Pulled hair, dangling feet, gross abuse

C's wheelchair: still minus a footrest for her left foot
I am this close to tearing out my greying hair.

The overburdened but apathetic staff at C.'s school is testing my limits. Starting at the top.

The most senior administrator hides out in her office with her door shut from nine to five every day of the week.  Admittedly, she isn't the school principal. But is it unreasonable to ask that she occasionally emerge and interact with the children, teachers, and aides? (And perhaps even with the one parent who brings her child, namely yours truly?) A bit of input from her might rescue the place from the doldrums.

C. has now been seated in class in a broken wheelchair for two weeks. Every possible approach has been tried: I've lamented, complained, gently reminded and offered to personally approach the maintenance guy, all to no avail. "Leave it me. I'll take care of it today. Don't worry" has been the teacher's repeated response. 

He claimed, ten days after the footrest fell off, that the initial delay occurred because the physiotherapist - who, he says, is entrusted with wheelchair care - thought that the wheelchair was ours, not the school's. 

Well, that misinformation must have been tough to rectify.

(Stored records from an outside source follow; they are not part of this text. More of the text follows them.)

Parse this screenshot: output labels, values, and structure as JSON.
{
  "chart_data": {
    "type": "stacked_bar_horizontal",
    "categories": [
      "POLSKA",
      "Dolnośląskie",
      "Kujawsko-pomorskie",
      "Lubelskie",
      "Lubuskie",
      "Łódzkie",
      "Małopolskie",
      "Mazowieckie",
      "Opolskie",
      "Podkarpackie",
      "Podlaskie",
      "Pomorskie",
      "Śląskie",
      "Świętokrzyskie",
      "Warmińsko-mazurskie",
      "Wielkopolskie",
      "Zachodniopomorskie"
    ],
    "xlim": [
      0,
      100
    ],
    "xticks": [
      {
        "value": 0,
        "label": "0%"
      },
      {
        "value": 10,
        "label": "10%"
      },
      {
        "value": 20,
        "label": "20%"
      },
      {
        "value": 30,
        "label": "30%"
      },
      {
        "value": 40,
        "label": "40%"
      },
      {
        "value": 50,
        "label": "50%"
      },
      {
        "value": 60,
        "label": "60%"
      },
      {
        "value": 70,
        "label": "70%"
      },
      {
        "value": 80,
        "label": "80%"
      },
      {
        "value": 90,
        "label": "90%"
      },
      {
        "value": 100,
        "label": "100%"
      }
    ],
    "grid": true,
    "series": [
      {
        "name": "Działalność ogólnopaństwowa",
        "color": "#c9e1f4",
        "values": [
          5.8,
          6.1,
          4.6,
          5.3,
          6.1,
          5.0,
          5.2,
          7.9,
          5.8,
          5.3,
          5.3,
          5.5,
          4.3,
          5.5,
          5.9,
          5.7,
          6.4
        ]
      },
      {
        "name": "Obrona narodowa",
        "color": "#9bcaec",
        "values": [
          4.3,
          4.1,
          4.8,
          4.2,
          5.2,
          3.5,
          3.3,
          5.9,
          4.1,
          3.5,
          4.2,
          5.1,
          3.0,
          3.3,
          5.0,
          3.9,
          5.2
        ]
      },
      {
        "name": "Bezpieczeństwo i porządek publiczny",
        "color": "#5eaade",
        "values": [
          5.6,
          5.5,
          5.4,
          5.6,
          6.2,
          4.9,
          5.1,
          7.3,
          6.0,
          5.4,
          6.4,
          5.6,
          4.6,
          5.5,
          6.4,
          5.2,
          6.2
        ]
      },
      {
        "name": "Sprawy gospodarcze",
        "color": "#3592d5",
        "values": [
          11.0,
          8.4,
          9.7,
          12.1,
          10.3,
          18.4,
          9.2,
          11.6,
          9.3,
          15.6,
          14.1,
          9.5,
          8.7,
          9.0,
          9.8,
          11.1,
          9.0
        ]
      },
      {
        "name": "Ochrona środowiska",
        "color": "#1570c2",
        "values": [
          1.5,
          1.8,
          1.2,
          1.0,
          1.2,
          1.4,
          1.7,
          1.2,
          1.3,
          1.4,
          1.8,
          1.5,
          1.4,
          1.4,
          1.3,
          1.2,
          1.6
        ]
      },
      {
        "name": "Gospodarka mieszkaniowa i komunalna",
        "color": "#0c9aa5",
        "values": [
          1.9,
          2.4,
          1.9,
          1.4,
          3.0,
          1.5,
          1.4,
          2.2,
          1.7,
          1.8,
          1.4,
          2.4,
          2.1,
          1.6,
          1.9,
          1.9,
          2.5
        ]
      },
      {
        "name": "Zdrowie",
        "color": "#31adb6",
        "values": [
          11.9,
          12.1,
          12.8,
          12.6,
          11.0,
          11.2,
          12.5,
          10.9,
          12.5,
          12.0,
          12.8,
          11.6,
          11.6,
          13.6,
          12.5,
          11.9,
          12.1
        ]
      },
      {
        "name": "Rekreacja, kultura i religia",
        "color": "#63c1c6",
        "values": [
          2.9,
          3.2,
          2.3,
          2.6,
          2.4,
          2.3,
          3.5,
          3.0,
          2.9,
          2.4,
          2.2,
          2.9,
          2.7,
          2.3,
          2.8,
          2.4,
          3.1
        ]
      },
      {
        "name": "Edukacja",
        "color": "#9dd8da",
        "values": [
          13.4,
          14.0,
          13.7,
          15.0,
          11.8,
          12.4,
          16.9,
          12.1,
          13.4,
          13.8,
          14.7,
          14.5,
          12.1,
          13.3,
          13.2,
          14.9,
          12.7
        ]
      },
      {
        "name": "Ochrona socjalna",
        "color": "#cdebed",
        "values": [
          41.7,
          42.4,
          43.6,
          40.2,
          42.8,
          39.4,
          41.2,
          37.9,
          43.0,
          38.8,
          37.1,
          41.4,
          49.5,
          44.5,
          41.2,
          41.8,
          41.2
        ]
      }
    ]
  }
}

Because here we are, days later, with C.'s left foot still dangling.

The second footrest is mis-positioned so it only supports her right foot partially. The physiotherapists have warned me in no uncertain terms that the feet must be supported. 

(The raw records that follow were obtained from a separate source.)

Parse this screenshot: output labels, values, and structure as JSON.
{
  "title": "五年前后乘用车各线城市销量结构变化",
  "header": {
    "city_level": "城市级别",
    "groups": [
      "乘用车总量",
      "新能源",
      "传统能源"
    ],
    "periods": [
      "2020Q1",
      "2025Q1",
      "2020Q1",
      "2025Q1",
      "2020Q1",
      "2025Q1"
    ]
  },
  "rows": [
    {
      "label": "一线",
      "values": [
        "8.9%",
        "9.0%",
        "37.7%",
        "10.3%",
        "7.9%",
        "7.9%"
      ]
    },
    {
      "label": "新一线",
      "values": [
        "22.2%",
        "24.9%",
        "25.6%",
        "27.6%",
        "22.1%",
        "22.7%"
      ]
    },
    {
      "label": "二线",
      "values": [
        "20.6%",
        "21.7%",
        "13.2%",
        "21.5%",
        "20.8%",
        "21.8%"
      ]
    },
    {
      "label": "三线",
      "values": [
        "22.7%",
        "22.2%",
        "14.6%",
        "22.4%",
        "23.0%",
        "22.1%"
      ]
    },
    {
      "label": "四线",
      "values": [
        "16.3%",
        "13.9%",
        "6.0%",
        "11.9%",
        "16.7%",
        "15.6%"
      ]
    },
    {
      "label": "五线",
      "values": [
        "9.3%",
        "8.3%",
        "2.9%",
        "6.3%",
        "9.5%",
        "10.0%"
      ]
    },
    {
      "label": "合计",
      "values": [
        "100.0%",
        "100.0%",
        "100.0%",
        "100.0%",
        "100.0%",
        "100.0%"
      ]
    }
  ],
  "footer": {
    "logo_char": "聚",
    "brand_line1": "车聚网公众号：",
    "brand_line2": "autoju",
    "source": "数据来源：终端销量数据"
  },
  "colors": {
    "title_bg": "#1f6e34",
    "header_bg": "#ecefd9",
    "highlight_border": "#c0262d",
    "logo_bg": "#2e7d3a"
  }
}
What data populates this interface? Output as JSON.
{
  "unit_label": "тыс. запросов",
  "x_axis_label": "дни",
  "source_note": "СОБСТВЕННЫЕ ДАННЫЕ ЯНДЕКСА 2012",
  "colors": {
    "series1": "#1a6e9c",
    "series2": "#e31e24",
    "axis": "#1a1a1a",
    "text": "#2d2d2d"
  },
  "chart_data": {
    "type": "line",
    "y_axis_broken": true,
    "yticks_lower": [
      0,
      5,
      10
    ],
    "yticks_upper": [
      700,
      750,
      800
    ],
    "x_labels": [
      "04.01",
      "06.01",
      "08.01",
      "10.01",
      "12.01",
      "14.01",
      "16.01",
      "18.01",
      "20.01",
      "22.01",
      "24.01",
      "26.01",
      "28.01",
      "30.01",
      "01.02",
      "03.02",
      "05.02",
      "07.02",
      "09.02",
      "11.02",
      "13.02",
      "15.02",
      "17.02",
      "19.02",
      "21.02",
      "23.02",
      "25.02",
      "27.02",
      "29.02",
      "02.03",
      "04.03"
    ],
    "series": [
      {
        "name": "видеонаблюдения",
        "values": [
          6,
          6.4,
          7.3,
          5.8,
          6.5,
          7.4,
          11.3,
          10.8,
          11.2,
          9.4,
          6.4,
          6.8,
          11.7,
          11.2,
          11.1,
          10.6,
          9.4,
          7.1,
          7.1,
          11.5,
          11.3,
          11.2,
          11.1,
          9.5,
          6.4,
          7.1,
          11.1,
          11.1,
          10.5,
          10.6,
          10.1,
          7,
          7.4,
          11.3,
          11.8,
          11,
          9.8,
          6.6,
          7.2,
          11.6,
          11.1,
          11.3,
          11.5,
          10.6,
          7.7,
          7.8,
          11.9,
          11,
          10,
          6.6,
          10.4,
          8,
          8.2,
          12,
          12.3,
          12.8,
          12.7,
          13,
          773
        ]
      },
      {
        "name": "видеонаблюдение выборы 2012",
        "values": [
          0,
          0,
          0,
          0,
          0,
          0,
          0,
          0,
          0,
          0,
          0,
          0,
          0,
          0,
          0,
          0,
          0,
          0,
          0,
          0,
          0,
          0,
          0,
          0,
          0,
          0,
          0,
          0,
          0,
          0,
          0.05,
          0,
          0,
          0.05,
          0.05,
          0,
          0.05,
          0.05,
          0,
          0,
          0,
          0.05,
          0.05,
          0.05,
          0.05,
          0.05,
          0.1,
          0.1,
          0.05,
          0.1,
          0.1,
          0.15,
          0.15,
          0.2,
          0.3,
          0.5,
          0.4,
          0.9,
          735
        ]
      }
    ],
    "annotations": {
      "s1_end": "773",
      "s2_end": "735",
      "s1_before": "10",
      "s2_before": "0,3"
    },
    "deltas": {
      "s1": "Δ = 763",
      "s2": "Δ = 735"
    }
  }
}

But after reading the headline below, dangling feet hardly merit a mention.

"Police detain staff over abuse at mental hospital"

Over 70 staff members, including doctors and therapists, were detained for alleged neglect, assault, physical and sexual abuse or of failure to report those abuses. The residents, ranging in age from 20 to 70, were victimized over several years.

Clearly, the system is rotten to the core. 
Illustrative photo: REUTERS/Jianan Yu
But I also wonder about the parents, some of whom told reporters they were aware that their children were being beaten. "We are a devastated family." said one mother “We don’t sleep. We live in fear that tonight he will be hit or they will inject him.”

I don't see how "not sleeping" was helping her son. Parents need to be vocal, pro-active, aggressive and, dare I say the word, pesty. These large, unwieldy, remote and unsupervised institutions must go.